What non-attachment means to me

The term “non-attachment” has always confused me, because it seemed synonymous with:

  • Not caring
  • Being callous or cold
  • A state of idiotic, lobotomized bliss
  • Not being engaged in life

On a walk this morning, I had some flashes of insight, which made the term make a lot more sense. I want to share them here.

Attachment to Identity

A few weeks ago, I was taking an outdoor shower in a beautiful retreat center on the big island of Hawaii, and I was pissed. Why? Because my girlfriend put my clean clothes in the wash. Why did this bother me so?

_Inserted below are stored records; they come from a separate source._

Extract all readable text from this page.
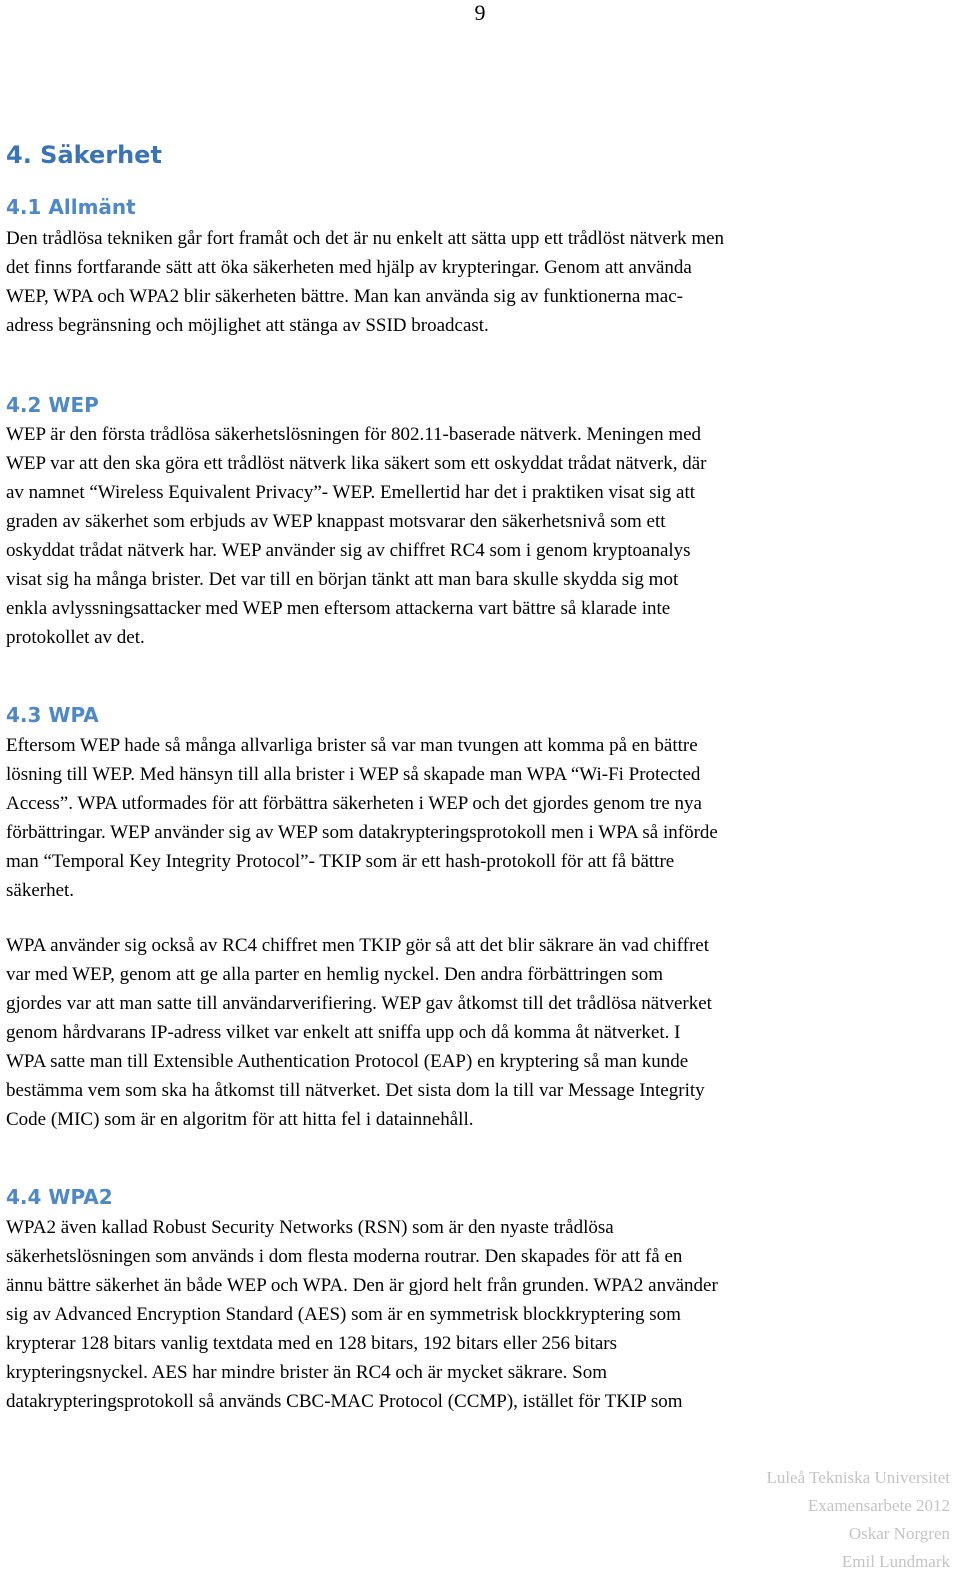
9
4. Säkerhet
4.1 Allmänt

Den trådlösa tekniken går fort framåt och det är nu enkelt att sätta upp ett trådlöst nätverk men
det finns fortfarande sätt att öka säkerheten med hjälp av krypteringar. Genom att använda
WEP, WPA och WPA2 blir säkerheten bättre. Man kan använda sig av funktionerna mac-
adress begränsning och möjlighet att stänga av SSID broadcast.

4.2 WEP

WEP är den första trådlösa säkerhetslösningen för 802.11-baserade nätverk. Meningen med
WEP var att den ska göra ett trådlöst nätverk lika säkert som ett oskyddat trådat nätverk, där
av namnet “Wireless Equivalent Privacy”- WEP. Emellertid har det i praktiken visat sig att
graden av säkerhet som erbjuds av WEP knappast motsvarar den säkerhetsnivå som ett
oskyddat trådat nätverk har. WEP använder sig av chiffret RC4 som i genom kryptoanalys
visat sig ha många brister. Det var till en början tänkt att man bara skulle skydda sig mot
enkla avlyssningsattacker med WEP men eftersom attackerna vart bättre så klarade inte
protokollet av det.

4.3 WPA

Eftersom WEP hade så många allvarliga brister så var man tvungen att komma på en bättre
lösning till WEP. Med hänsyn till alla brister i WEP så skapade man WPA “Wi-Fi Protected
Access”. WPA utformades för att förbättra säkerheten i WEP och det gjordes genom tre nya
förbättringar. WEP använder sig av WEP som datakrypteringsprotokoll men i WPA så införde
man “Temporal Key Integrity Protocol”- TKIP som är ett hash-protokoll för att få bättre
säkerhet.

WPA använder sig också av RC4 chiffret men TKIP gör så att det blir säkrare än vad chiffret
var med WEP, genom att ge alla parter en hemlig nyckel. Den andra förbättringen som
gjordes var att man satte till användarverifiering. WEP gav åtkomst till det trådlösa nätverket
genom hårdvarans IP-adress vilket var enkelt att sniffa upp och då komma åt nätverket. I
WPA satte man till Extensible Authentication Protocol (EAP) en kryptering så man kunde
bestämma vem som ska ha åtkomst till nätverket. Det sista dom la till var Message Integrity
Code (MIC) som är en algoritm för att hitta fel i datainnehåll.

4.4 WPA2

WPA2 även kallad Robust Security Networks (RSN) som är den nyaste trådlösa
säkerhetslösningen som används i dom flesta moderna routrar. Den skapades för att få en
ännu bättre säkerhet än både WEP och WPA. Den är gjord helt från grunden. WPA2 använder
sig av Advanced Encryption Standard (AES) som är en symmetrisk blockkryptering som
krypterar 128 bitars vanlig textdata med en 128 bitars, 192 bitars eller 256 bitars
krypteringsnyckel. AES har mindre brister än RC4 och är mycket säkrare. Som
datakrypteringsprotokoll så används CBC-MAC Protocol (CCMP), istället för TKIP som

Luleå Tekniska Universitet
Examensarbete 2012
Oskar Norgren
Emil Lundmark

  1. This was a waste of resources
  2. This was bad for the environment

The fact that I was so angered by such a small thing revealed that I was grasping very tightly my identity as an environmentalist (and my related identity as a frugal person who doesn’t waste). As I think back on this moment, it dawned on me that I have parts of myself that are deeply attached to certain identities, and can get quite upset when these identities are threatened.

Attachment to Outcome

Attachment to outcome is super common for me. When I was making the artwork above, I scoured the apartment for an eraser to get rid of the pencil lines. But I didn’t find one. I got angry. I was attached to the outcome of finding an eraser.

The host of this podcast talks about having a traumatic brain injury and how his attachment to the outcome of feeling good made him suffer much more. When he let go of this, he was able to accept that he was feeling crappy, and then the healing process started.

If I am not happy, I will concern myself with doing something that encourages joy.

Brian Cornell

People often think they need to do something about their feelings…Instead, what if you just let the emotion sit there? Accept that it’ll be there for awhile, and trust that it’ll dissipate when ready.

Lesley Sim

Caring about process

“But if I’m not attached to outcomes, won’t I stop caring about excellence? Won’t I condemn myself to a life of mediocrity? Won’t I stop accomplishing things?”

These are common anxieties of the ego, but they are not true, because we can take the energy we were wasting on grasping identity and outcome, and invest it into the process. Process happens in the here and now, and it’s all we have control over.

Caring about process is empowering. If we feel down, we should go for a walk, exercise, or give a friend a call. It’s just that we shouldn’t expect that after doing these things, we will feel 100% better. In the words of Modest Mouse, “work a little harder, work another way.”

Relationships

All too often, my suffering comes from wanting people to be a certain way. I just walked past the house of my friends who moved away in 2017. Part of me still wants things to be the same as they were back then, with them living in the neighborhood. But this is not possible. Change and impermanence are facts of life. Sometimes change brings beauty, and sometimes it brings pain and grief, and that’s OK.

If I try to force the future into the shape of the past, it won’t work. I’ll start trying to control things and people, I won’t stay current with reality, and I will be constantly disappointed.

When I went to Wonder Wander 2021, I implicitly acknowledged that these people were their own people, had their own lives. I appreciated them for who they were, and did not have specific rigid expectations for how they ought to be. I can take this open energy and apply it to all my relationships. People will disappoint if I expect from them an overly specific outcome.

***

All this is a path. I believe it’s the best path forward in life for me.